The judgement found the claimant, named as Ms A Starkie, was unfairly dismissed by the respondent, the council.
It related to a claim for unfair dismissal and a breach of contract arising from the decision to dismiss her summarily in February 2018 on the grounds of gross misconduct.
It related to an incident in March 2017 when she was feeding a child, referred to as child one in the judgement, in the dining hall at the school where she worked.
She denied she was guilty of any misconduct and took issue with various aspects of the council’s decision, its investigation into the incident and its handling of the evidence.

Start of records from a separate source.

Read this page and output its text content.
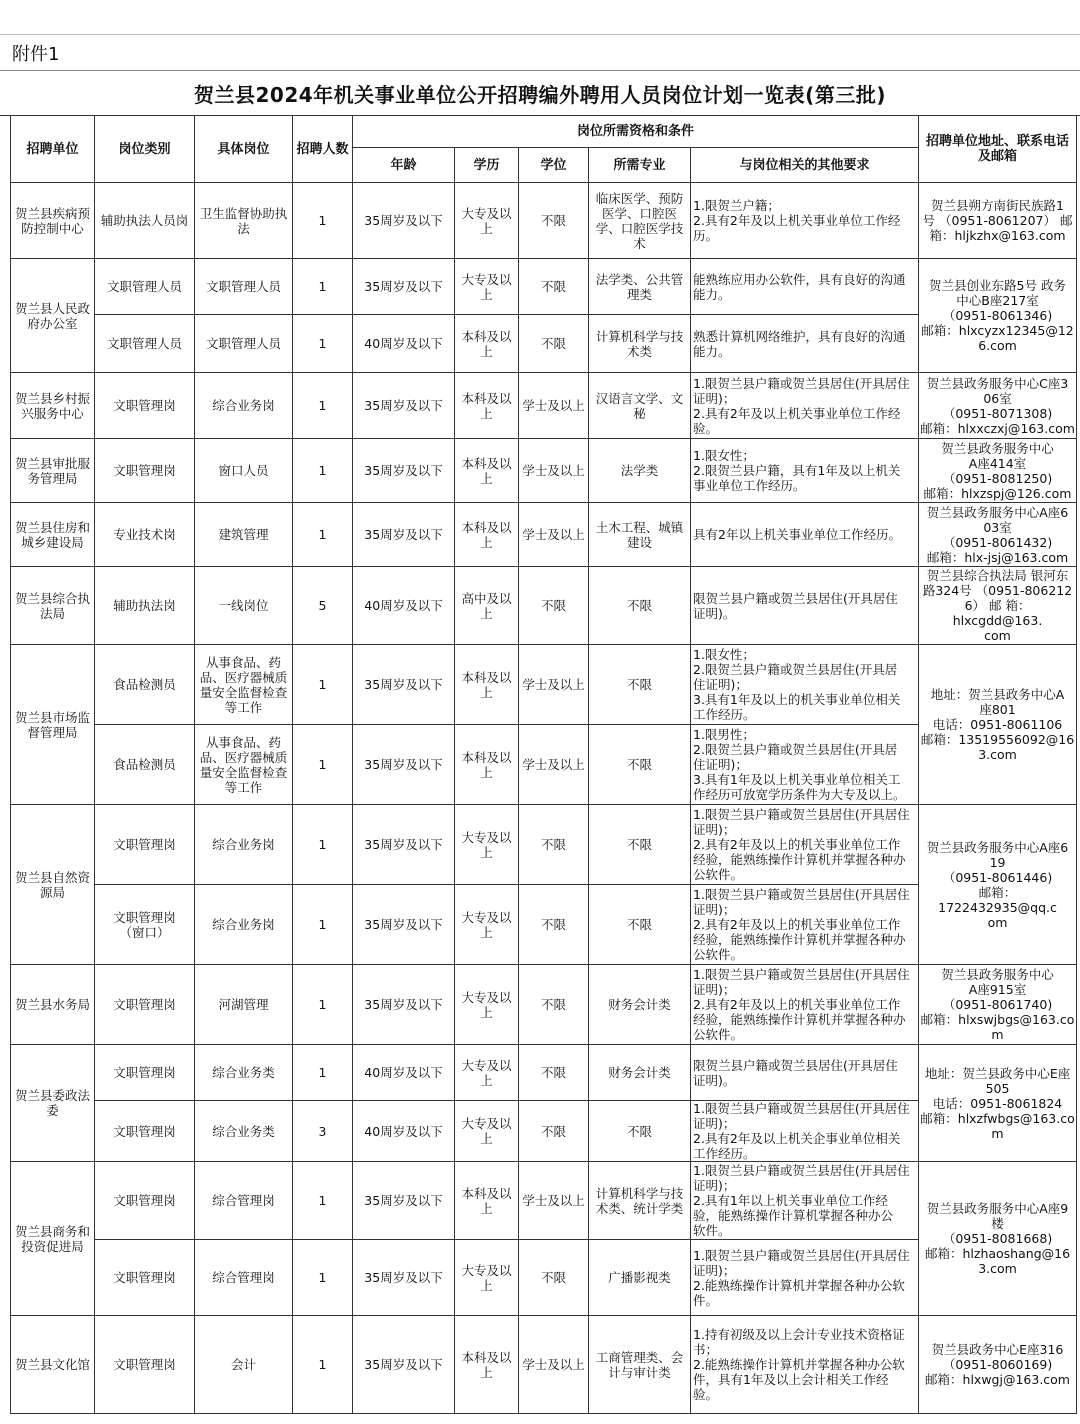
附件1
贺兰县2024年机关事业单位公开招聘编外聘用人员岗位计划一览表(第三批)
招聘单位	岗位类别	具体岗位	招聘人数	岗位所需资格和条件					招聘单位地址、联系电话
及邮箱

				年龄	学历	学位	所需专业	与岗位相关的其他要求	

贺兰县疾病预
防控制中心	辅助执法人员岗	卫生监督协助执
法	1	35周岁及以下	大专及以
上	不限	临床医学、预防
医学、口腔医
学、口腔医学技
术	1.限贺兰户籍；
2.具有2年及以上机关事业单位工作经
历。	贺兰县朔方南街民族路1
号 （0951-8061207） 邮
箱：hljkzhx@163.com

贺兰县人民政
府办公室	文职管理人员	文职管理人员	1	35周岁及以下	大专及以
上	不限	法学类、公共管
理类	能熟练应用办公软件，具有良好的沟通
能力。	贺兰县创业东路5号 政务
中心B座217室
（0951-8061346)
邮箱：hlxcyzx12345@12
6.com

	文职管理人员	文职管理人员	1	40周岁及以下	本科及以
上	不限	计算机科学与技
术类	熟悉计算机网络维护，具有良好的沟通
能力。	

贺兰县乡村振
兴服务中心	文职管理岗	综合业务岗	1	35周岁及以下	本科及以
上	学士及以上	汉语言文学、文
秘	1.限贺兰县户籍或贺兰县居住(开具居住
证明)；
2.具有2年及以上机关事业单位工作经
验。	贺兰县政务服务中心C座3
06室
（0951-8071308)
邮箱：hlxxczxj@163.com

贺兰县审批服
务管理局	文职管理岗	窗口人员	1	35周岁及以下	本科及以
上	学士及以上	法学类	1.限女性；
2.限贺兰县户籍，具有1年及以上机关
事业单位工作经历。	贺兰县政务服务中心
A座414室
（0951-8081250)
邮箱：hlxzspj@126.com

贺兰县住房和
城乡建设局	专业技术岗	建筑管理	1	35周岁及以下	本科及以
上	学士及以上	土木工程、城镇
建设	具有2年以上机关事业单位工作经历。	贺兰县政务服务中心A座6
03室
（0951-8061432)
邮箱：hlx-jsj@163.com

贺兰县综合执
法局	辅助执法岗	一线岗位	5	40周岁及以下	高中及以
上	不限	不限	限贺兰县户籍或贺兰县居住(开具居住
证明)。	贺兰县综合执法局 银河东
路324号 （0951-806212
6） 邮 箱：hlxcgdd@163.
com

贺兰县市场监
督管理局	食品检测员	从事食品、药
品、医疗器械质
量安全监督检查
等工作	1	35周岁及以下	本科及以
上	学士及以上	不限	1.限女性；
2.限贺兰县户籍或贺兰县居住(开具居
住证明)；
3.具有1年及以上的机关事业单位相关
工作经历。	地址：贺兰县政务中心A
座801
电话：0951-8061106
邮箱：13519556092@16
3.com

	食品检测员	从事食品、药
品、医疗器械质
量安全监督检查
等工作	1	35周岁及以下	本科及以
上	学士及以上	不限	1.限男性；
2.限贺兰县户籍或贺兰县居住(开具居
住证明)；
3.具有1年及以上机关事业单位相关工
作经历可放宽学历条件为大专及以上。	

贺兰县自然资
源局	文职管理岗	综合业务岗	1	35周岁及以下	大专及以
上	不限	不限	1.限贺兰县户籍或贺兰县居住(开具居住
证明)；
2.具有2年及以上的机关事业单位工作
经验，能熟练操作计算机并掌握各种办
公软件。	贺兰县政务服务中心A座6
19
（0951-8061446)
邮箱：1722432935@qq.c
om

	文职管理岗
（窗口）	综合业务岗	1	35周岁及以下	大专及以
上	不限	不限	1.限贺兰县户籍或贺兰县居住(开具居住
证明)；
2.具有2年及以上的机关事业单位工作
经验，能熟练操作计算机并掌握各种办
公软件。	

贺兰县水务局	文职管理岗	河湖管理	1	35周岁及以下	大专及以
上	不限	财务会计类	1.限贺兰县户籍或贺兰县居住(开具居住
证明)；
2.具有2年及以上的机关事业单位工作
经验，能熟练操作计算机并掌握各种办
公软件。	贺兰县政务服务中心
A座915室
（0951-8061740)
邮箱：hlxswjbgs@163.co
m

贺兰县委政法
委	文职管理岗	综合业务类	1	40周岁及以下	大专及以
上	不限	财务会计类	限贺兰县户籍或贺兰县居住(开具居住
证明)。	地址：贺兰县政务中心E座
505
电话：0951-8061824
邮箱：hlxzfwbgs@163.co
m

	文职管理岗	综合业务类	3	40周岁及以下	大专及以
上	不限	不限	1.限贺兰县户籍或贺兰县居住(开具居住
证明)；
2.具有2年及以上机关企事业单位相关
工作经历。	

贺兰县商务和
投资促进局	文职管理岗	综合管理岗	1	35周岁及以下	本科及以
上	学士及以上	计算机科学与技
术类、统计学类	1.限贺兰县户籍或贺兰县居住(开具居住
证明)；
2.具有1年以上机关事业单位工作经
验，能熟练操作计算机掌握各种办公
软件。	贺兰县政务服务中心A座9
楼
（0951-8081668)
邮箱：hlzhaoshang@16
3.com

	文职管理岗	综合管理岗	1	35周岁及以下	大专及以
上	不限	广播影视类	1.限贺兰县户籍或贺兰县居住(开具居住
证明)；
2.能熟练操作计算机并掌握各种办公软
件。	

贺兰县文化馆	文职管理岗	会计	1	35周岁及以下	本科及以
上	学士及以上	工商管理类、会
计与审计类	1.持有初级及以上会计专业技术资格证
书；
2.能熟练操作计算机并掌握各种办公软
件，具有1年及以上会计相关工作经
验。	贺兰县政务中心E座316
（0951-8060169)
邮箱：hlxwgj@163.com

The tribunal in Manchester heard the authority relied on a detailed investigation report and witness statements ‘as supporting its belief in the gross misconduct’.
Ms Starkie is a qualified teacher and her employment with the council began in January 2011.

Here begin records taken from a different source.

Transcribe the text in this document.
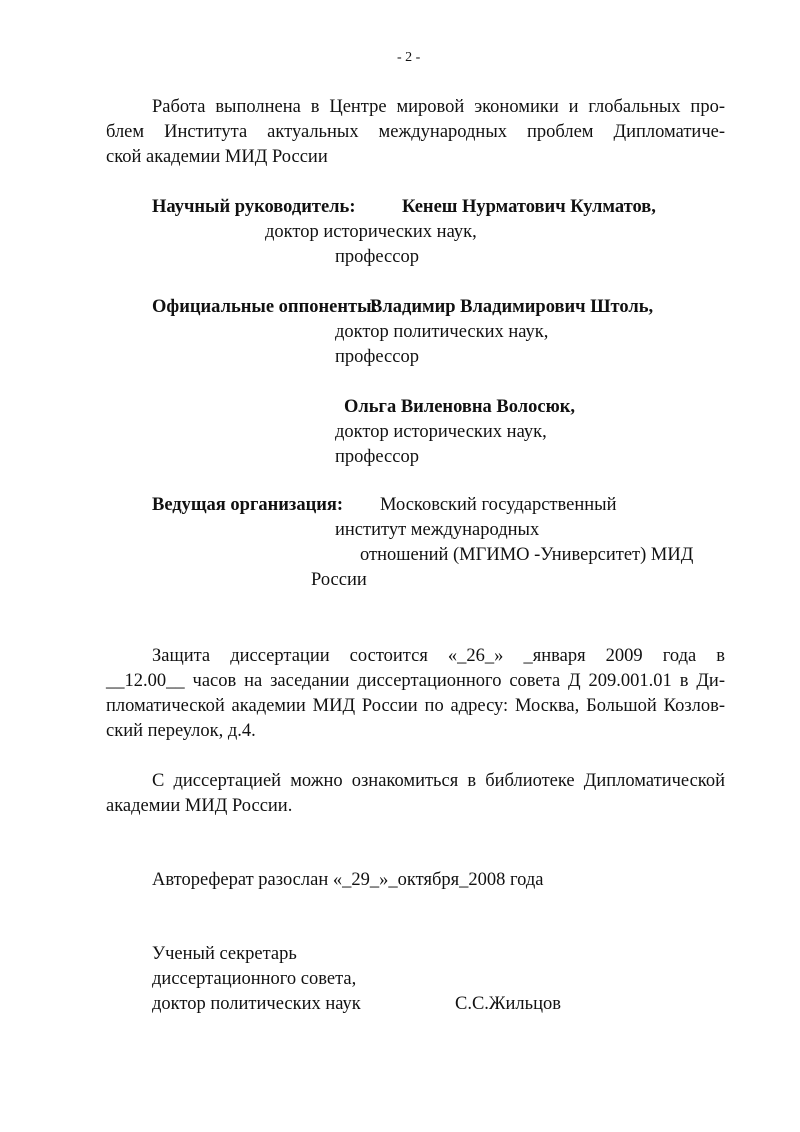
- 2 -
Работа выполнена в Центре мировой экономики и глобальных про-
блем Института актуальных международных проблем Дипломатиче-
ской академии МИД России
Научный руководитель:	Кенеш Нурматович Кулматов,
доктор исторических наук,
профессор
Официальные оппоненты:
Владимир Владимирович Штоль,
доктор политических наук,
профессор
Ольга Виленовна Волосюк,
доктор исторических наук,
профессор
Ведущая организация: Московский государственный
институт международных
отношений (МГИМО -Университет) МИД
России
Защита диссертации состоится «_26_» _января 2009 года в
__12.00__ часов на заседании диссертационного совета Д 209.001.01 в Ди-
пломатической академии МИД России по адресу: Москва, Большой Козлов-
ский переулок, д.4.
С диссертацией можно ознакомиться в библиотеке Дипломатической
академии МИД России.
Автореферат разослан «_29_»_октября_2008 года
Ученый секретарь
диссертационного совета,
доктор политических наук	С.С.Жильцов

At the time of her dismissal in February 2018, she had seven years of experience in the school working with vulnerable students with special educational needs and, in some cases, serious disabilities.

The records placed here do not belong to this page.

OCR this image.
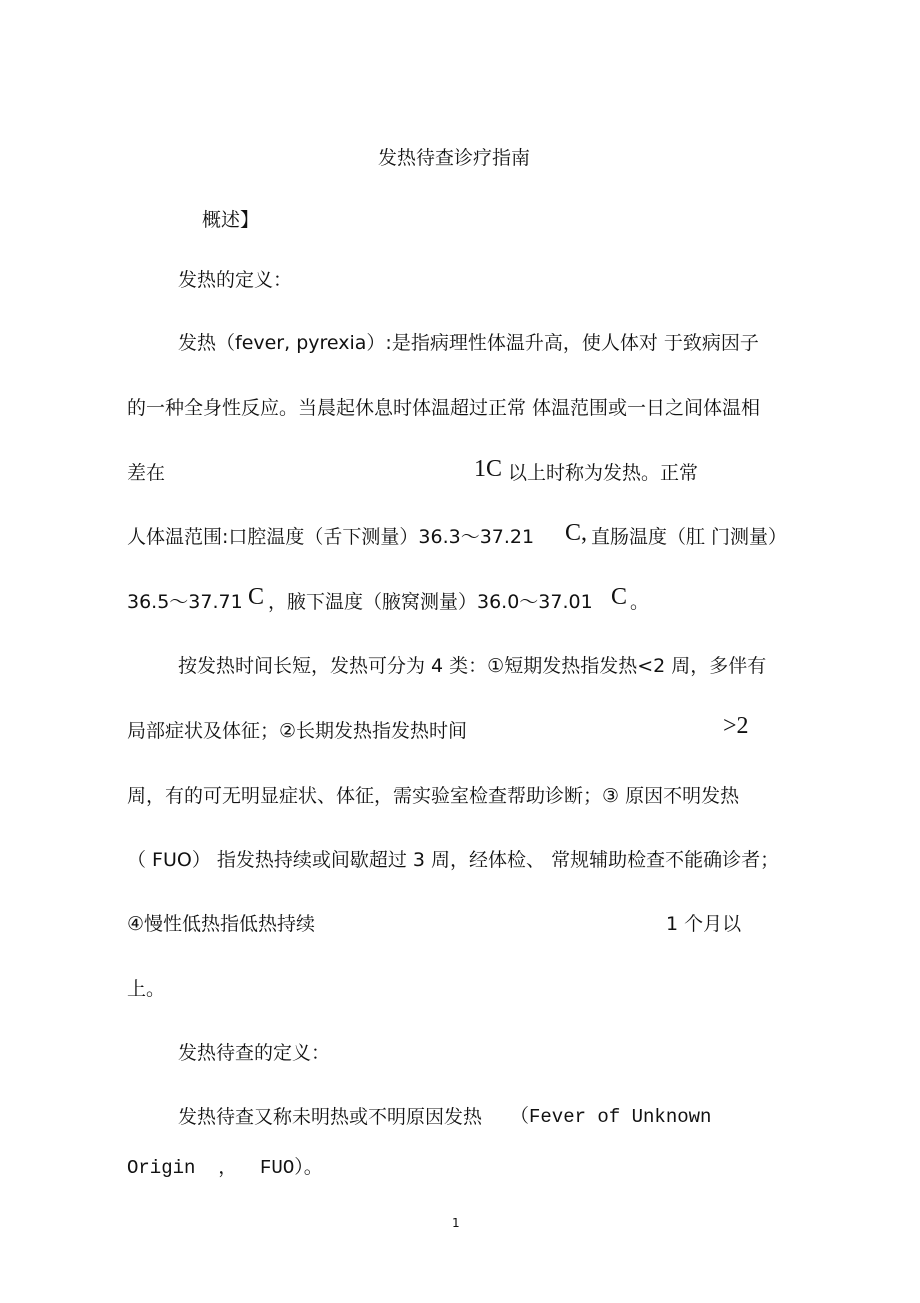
发热待查诊疗指南
概述】
发热的定义：
发热（fever, pyrexia）:是指病理性体温升高，使人体对 于致病因子
的一种全身性反应。当晨起休息时体温超过正常 体温范围或一日之间体温相
差在	1C 以上时称为发热。正常
人体温范围:口腔温度（舌下测量）36.3～37.21 C, 直肠温度（肛 门测量）
36.5～37.71 C ，腋下温度（腋窝测量）36.0～37.01 C 。
按发热时间长短，发热可分为 4 类：①短期发热指发热<2 周，多伴有
局部症状及体征；②长期发热指发热时间	>2
周，有的可无明显症状、体征，需实验室检查帮助诊断；③ 原因不明发热
（ FUO） 指发热持续或间歇超过 3 周，经体检、 常规辅助检查不能确诊者；
④慢性低热指低热持续	1 个月以
上。
发热待查的定义：
发热待查又称未明热或不明原因发热 （Fever of Unknown
Origin  ，  FUO）。
1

The tribunal considered evidence from a visiting physiotherapist, who believed she saw Ms Starkie forcing food into the child’s mouth.
She believed the youngster was unable to move his arms and tried to free them, and that the claimant pushed his arms back.
She also said she saw Ms Starkie’s arm around the child’s shoulder – and that she was pushing his cheek in order to push food, which he ‘tended to store’ in his cheeks, into his mouth.
Based on the available evidence, the tribunal found that the youngster’s ‘agitation and distress’ was ‘not caused by Ms Starkie mishandling him or force-feeding him’.
It says he ‘may well have been screaming with food in his mouth’ but the claimant was not force-feeding him, she was in fact ‘trying to calm him to help him eat’.
The tribunal heard that following her suspension, a delay of approximately eight weeks followed before the investigation was under way and before an investigator was appointed.
The tribunal was given no explanation from the council for this delay.
The judgement also found the authority breached Ms Starkie’s contract by dismissing her without notice, with a remedy hearing to be fixed to determine compensation.
In conclusion, the tribunal said it is ‘uncontroversial’ to say there was a ‘direct conflict in evidence’ about the incident.
The council says it ‘abides by the ruling’ of the tribunal but did not wish to comment further.